Marina narrates the story of a lonely 15-year-old boy, Oscar, who lives in a bording school in Barcelona. During one of his free days, he pass on a beautiful mansion. He cannot resist the temptation and breaks in the house, where he meets  and become friend with a young girl named Marina and his father. One day Marina brings Oscar to an abandoned cemetry, to show him "the lady in black", a strange woman that comes there the same day and the same hour of every month.  Afer taking the decision to follow her and solve the mistery, they will be dragged into a dangerous adventure in a post-war Barcelona.

I read this book years ago, but the gothic atmosphere that Zafón, the author, was able to recreate, together with the scary images of puppets and of the abandoned theater are still vivid in my head like the memory of an old childhood nightmare.
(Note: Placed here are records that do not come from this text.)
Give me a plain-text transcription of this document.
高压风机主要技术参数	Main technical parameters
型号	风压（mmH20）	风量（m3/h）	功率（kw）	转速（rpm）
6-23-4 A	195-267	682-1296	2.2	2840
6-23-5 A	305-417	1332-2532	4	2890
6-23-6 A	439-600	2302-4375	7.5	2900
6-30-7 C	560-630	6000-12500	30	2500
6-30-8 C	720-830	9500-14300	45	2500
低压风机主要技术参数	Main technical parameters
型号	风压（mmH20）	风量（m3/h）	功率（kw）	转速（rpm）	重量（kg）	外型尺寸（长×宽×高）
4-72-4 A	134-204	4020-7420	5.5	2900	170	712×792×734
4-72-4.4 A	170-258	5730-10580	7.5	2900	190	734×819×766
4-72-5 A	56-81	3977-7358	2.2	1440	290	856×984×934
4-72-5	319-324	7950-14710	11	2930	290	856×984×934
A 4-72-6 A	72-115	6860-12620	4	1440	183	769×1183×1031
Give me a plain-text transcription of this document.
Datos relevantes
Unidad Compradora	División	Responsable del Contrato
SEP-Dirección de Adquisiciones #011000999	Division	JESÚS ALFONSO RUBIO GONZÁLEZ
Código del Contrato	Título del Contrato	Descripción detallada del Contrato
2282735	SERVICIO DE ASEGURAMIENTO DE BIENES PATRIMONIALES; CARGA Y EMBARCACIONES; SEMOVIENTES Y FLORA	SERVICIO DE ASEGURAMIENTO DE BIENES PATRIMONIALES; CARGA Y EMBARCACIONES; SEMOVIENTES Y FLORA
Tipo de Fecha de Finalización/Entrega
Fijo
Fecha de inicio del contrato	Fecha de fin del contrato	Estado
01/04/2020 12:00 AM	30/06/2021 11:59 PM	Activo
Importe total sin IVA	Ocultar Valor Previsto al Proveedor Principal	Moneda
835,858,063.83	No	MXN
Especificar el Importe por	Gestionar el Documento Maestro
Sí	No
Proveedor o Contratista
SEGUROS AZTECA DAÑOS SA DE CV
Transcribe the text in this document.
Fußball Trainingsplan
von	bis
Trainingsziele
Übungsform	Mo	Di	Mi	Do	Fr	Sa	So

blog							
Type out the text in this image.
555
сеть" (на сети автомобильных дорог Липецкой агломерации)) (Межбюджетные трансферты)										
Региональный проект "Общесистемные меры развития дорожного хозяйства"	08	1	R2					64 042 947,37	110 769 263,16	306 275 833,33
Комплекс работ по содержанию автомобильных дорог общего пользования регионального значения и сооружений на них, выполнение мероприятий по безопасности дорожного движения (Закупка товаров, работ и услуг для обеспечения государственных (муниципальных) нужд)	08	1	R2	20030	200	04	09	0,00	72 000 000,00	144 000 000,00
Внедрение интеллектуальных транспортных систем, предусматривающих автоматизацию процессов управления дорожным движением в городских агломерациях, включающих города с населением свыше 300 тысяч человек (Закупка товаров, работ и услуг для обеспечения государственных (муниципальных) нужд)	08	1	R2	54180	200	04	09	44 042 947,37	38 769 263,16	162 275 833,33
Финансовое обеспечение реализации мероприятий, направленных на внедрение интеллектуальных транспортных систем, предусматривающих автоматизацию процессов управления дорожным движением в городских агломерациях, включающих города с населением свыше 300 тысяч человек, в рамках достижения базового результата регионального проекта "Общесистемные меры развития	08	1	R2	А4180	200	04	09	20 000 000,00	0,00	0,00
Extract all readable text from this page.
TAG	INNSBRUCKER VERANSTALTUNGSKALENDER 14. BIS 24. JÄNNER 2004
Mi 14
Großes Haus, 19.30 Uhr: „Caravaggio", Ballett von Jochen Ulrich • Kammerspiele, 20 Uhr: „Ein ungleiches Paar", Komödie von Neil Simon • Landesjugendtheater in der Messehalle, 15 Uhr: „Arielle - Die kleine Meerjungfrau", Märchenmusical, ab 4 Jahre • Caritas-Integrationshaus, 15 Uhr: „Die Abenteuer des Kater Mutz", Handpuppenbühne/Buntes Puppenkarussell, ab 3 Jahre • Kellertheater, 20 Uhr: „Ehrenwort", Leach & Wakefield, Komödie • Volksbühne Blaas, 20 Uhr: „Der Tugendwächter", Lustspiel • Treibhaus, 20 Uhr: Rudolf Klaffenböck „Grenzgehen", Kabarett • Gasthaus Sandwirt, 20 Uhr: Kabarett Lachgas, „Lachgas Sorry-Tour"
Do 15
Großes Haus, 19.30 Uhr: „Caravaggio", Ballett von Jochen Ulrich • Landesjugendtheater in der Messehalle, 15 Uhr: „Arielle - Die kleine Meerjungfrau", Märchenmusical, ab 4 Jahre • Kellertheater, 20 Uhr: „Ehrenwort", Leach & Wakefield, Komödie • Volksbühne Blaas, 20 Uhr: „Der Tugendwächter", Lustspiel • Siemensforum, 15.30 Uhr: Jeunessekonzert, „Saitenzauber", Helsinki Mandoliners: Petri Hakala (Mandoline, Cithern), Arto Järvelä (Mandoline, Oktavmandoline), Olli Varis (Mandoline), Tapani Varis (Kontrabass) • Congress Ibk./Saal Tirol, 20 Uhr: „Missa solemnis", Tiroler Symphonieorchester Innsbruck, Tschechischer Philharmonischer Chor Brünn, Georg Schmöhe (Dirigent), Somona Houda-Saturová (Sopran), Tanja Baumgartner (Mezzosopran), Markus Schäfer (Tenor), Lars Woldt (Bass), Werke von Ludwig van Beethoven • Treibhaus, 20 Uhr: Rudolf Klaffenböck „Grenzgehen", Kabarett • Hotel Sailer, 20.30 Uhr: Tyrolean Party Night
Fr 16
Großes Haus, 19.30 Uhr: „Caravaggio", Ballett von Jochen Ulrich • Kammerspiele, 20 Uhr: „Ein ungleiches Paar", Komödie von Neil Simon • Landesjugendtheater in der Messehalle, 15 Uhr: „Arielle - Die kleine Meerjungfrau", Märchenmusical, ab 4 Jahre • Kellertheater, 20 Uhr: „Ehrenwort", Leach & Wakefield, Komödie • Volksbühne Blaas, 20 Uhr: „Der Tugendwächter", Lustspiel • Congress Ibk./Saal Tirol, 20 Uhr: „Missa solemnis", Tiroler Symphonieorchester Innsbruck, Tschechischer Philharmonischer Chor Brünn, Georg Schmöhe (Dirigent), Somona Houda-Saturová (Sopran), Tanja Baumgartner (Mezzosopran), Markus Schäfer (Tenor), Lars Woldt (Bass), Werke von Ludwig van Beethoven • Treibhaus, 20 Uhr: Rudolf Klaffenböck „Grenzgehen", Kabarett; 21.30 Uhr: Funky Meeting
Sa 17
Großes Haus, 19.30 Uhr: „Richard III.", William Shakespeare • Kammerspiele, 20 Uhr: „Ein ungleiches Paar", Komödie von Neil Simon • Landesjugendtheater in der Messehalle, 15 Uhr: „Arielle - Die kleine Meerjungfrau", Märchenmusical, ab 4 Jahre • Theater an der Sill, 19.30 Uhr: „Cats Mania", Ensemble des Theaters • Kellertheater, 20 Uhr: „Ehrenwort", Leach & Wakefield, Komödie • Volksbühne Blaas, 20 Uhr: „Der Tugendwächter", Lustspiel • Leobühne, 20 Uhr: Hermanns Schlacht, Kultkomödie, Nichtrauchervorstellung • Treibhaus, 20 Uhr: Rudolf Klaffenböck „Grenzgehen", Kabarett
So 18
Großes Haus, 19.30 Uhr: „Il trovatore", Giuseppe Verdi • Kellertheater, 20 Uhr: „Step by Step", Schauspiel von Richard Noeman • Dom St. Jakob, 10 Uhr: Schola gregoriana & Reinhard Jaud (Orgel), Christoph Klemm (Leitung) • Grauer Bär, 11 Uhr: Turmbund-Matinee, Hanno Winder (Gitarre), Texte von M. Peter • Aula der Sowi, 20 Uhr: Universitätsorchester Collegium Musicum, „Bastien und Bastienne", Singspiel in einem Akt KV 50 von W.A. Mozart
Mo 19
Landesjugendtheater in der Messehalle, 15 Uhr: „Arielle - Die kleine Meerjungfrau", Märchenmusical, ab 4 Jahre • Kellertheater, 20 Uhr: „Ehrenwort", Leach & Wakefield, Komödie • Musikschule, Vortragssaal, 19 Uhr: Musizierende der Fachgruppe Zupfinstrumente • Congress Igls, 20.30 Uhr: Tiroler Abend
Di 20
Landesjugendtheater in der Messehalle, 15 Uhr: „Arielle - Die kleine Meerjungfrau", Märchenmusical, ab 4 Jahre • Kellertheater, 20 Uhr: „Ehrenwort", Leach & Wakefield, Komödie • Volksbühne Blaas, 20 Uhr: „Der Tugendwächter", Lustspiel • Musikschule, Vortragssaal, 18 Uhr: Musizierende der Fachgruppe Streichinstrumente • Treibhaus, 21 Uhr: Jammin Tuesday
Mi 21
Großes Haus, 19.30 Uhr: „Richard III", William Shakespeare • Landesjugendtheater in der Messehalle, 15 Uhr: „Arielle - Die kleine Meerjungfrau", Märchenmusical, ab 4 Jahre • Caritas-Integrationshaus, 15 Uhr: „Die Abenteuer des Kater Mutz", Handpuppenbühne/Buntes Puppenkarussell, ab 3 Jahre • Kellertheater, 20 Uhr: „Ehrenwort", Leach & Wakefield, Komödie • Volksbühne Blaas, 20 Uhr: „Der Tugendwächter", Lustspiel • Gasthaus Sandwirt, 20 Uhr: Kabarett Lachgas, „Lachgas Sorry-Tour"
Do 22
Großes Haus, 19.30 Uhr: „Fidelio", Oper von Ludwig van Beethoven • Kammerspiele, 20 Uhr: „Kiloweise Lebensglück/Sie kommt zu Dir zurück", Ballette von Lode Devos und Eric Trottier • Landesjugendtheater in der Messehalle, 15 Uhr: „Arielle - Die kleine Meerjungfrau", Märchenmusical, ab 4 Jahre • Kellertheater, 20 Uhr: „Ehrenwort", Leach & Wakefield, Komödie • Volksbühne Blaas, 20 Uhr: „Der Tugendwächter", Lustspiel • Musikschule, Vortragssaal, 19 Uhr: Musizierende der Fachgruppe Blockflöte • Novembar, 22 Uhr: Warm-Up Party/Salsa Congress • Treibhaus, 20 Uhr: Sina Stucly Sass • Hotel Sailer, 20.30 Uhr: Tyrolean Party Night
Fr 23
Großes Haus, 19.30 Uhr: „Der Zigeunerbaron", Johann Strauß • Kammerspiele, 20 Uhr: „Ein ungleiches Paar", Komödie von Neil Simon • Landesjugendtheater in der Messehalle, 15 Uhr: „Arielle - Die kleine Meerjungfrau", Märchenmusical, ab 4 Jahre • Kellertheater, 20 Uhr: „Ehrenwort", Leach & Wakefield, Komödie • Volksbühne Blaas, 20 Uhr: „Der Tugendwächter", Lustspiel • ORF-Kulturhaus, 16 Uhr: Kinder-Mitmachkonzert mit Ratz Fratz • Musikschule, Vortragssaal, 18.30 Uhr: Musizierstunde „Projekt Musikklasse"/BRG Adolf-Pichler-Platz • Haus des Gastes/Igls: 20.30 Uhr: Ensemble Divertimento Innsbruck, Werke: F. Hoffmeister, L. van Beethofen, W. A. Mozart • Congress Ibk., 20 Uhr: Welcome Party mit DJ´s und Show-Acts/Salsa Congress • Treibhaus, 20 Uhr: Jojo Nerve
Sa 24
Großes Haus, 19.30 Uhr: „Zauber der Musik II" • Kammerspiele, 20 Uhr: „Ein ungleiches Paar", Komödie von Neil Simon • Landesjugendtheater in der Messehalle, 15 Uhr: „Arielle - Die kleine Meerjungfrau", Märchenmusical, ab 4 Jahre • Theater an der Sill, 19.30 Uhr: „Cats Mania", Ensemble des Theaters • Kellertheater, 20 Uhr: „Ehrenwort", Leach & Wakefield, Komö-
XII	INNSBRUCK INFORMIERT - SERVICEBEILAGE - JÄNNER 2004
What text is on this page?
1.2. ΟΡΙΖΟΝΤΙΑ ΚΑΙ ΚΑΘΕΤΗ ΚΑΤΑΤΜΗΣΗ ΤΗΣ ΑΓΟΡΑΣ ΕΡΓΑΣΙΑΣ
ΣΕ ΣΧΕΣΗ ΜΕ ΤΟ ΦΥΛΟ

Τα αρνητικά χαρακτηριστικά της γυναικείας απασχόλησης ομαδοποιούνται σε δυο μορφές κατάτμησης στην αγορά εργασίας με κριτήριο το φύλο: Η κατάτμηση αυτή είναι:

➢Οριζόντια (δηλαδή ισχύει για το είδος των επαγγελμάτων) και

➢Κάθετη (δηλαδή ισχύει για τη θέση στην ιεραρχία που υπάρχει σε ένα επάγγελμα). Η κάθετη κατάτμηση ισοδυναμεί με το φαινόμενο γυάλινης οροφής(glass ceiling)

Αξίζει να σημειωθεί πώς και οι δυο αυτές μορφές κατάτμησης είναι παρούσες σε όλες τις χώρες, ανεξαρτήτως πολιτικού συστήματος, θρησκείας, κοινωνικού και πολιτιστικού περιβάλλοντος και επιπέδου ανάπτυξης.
A curiosity: this book was the author's favourite novel of alls he wrote. He said in the prefatory note of Marina that in the story he left a part of himself that could never come back again.

the original book cover


Reference:

https://owlcation.com/humanities/Book-Review-Marina-by-Carlos-Ruiz-Zafon

7. ALICE ADVENTURES IN WONDERLAND (and Alice through the Looking Glass) by Lewis Carrol

Genre: literary nosense

And how could I make a series of book with a nightmersih or dreamish vibe without mentionin the most nosensical novel of the English Literature: Alice adventures in Wonderland. This classic is incredibly popular and the story is known by everyone: the little girl Alice falls (or dreams to fall) in a rabbit hole, and enters the famous Wonderland, where the rules of the strict reality she lives in are completely turned upside down. I personally recommend to read the masterfully illustrated edition of Minalima, with interactive drawings, in order to dive deep even more in the original story that narrates the strange adventures of Alice in Wonderland. This edition conteins also Alice through the looking glass, another story by Lewis Carrol where Alice goes back to Wonderland through a sort of magic mirror.

This is the front cover of my edition by Minalima


and here's the spine, rich in little and curated details

an example of the colorful illustrations of this edition

I hope with this article to have given you some recommandations for your next reading!